Hacker implanted false memories in ChatGPT to steal user data

A vulnerability has been discovered in ChatGPT that allows a potential attacker to insert false information about a user into the chatbot’s long-term memory using malicious requests – this opens access to the victim’s personal data. OpenAI initially considered the discovery, made by cybersecurity expert Johann Rehberger, to be a minor threat and quickly closed the investigation.

Image source: Growtika / unsplash.com

When exploiting the vulnerability, the attacker gains access to the long-term memory of correspondence – OpenAI began testing this function in February and released it to the public in September. ChatGPT’s memory stores important information from conversations with the user and uses it as context in all future conversations. The large language model knows about the user such information as his age, gender, beliefs and much more, so some data does not have to be entered in each subsequent correspondence.

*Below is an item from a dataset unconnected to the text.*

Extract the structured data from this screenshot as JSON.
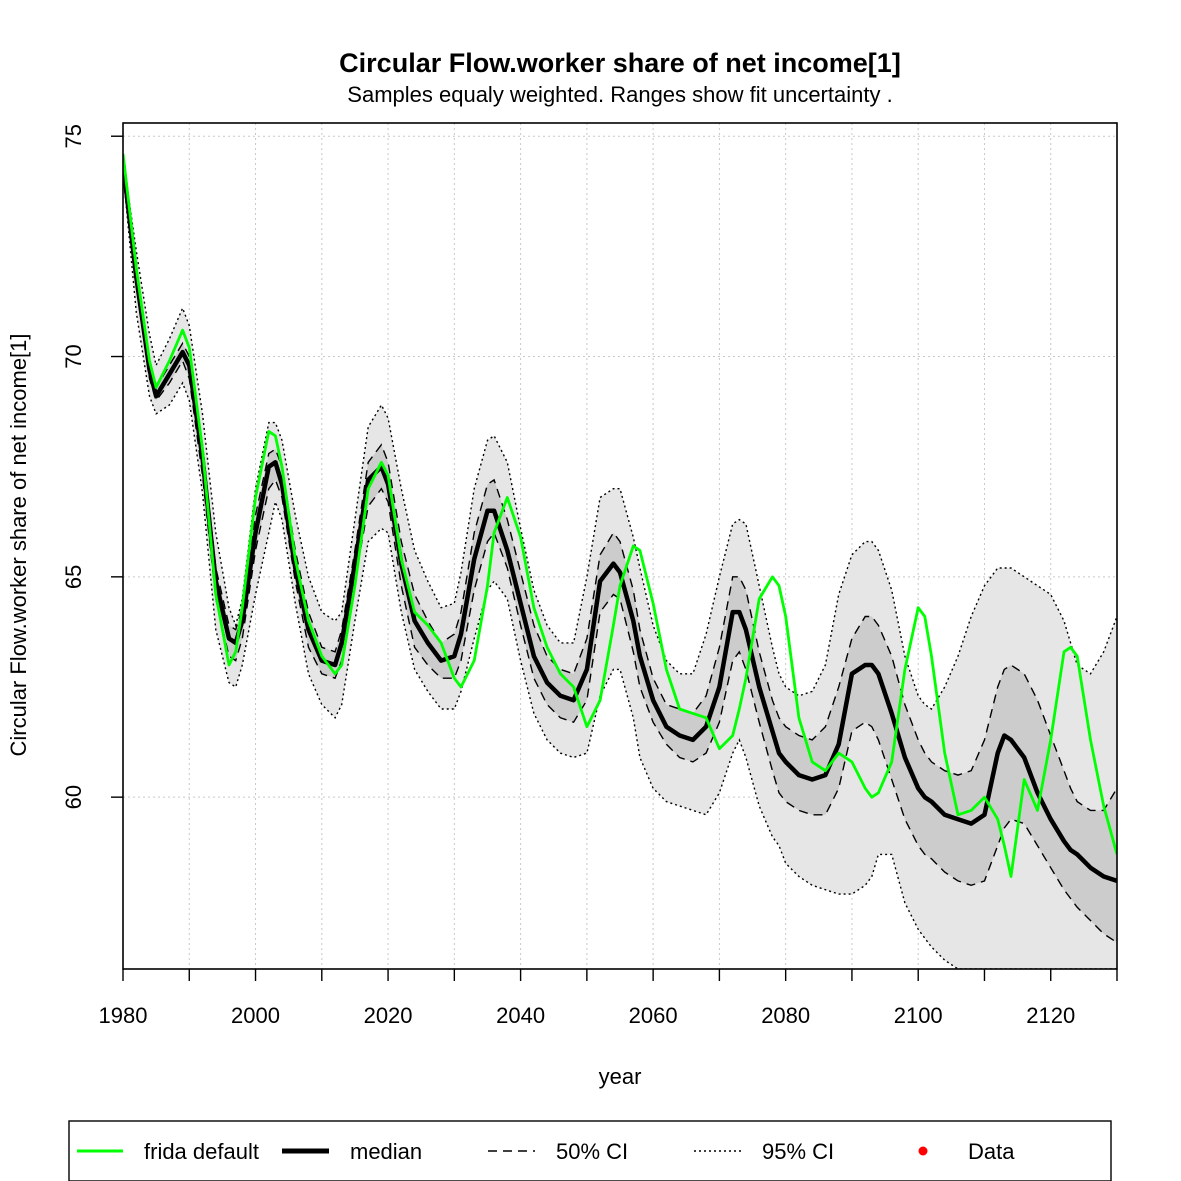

Reiberger, however, discovered that using indirect injection inside a request, it is possible to create artificial entries in the ChatGPT memory – such an injection could be emails, blog posts and electronic documents. A researcher has demonstrated how ChatGPT can be tricked into believing that the target user is 102 years old, lives in The Matrix, and believes the Earth is flat. In all subsequent conversations with the user, the AI ​​was based on this false data. False memories were implanted using files in Google Drive and Microsoft OneDrive storage, downloading files and browsing websites, including Bing.

In May, the expert announced his discovery to OpenAI, but the company closed the ticket the same month. A month later, Reiberger submitted a second appeal, to which he attached a hacking model – it forced the ChatGPT application for macOS to send all correspondence between the user and the chatbot to a server chosen by the potential attacker. To do this, it was enough to tell the AI ​​to open a link through which a malicious image was downloaded – after which the hacker received all the logs of dialogue between a person and a machine. Data extraction continued even when a new conversation was started.

OpenAI subsequently partially patched the vulnerability by blocking the ability to exploit the memory function as a vector for data extraction. However, according to Reiberger, the ability to do this using injections as part of malicious requests still remains. ChatGPT users are advised to mark the time of sessions during which new materials are added to the AI’s memory, and also regularly check the memory for injections from unreliable sources. OpenAI has prepared instructions for managing the memory function.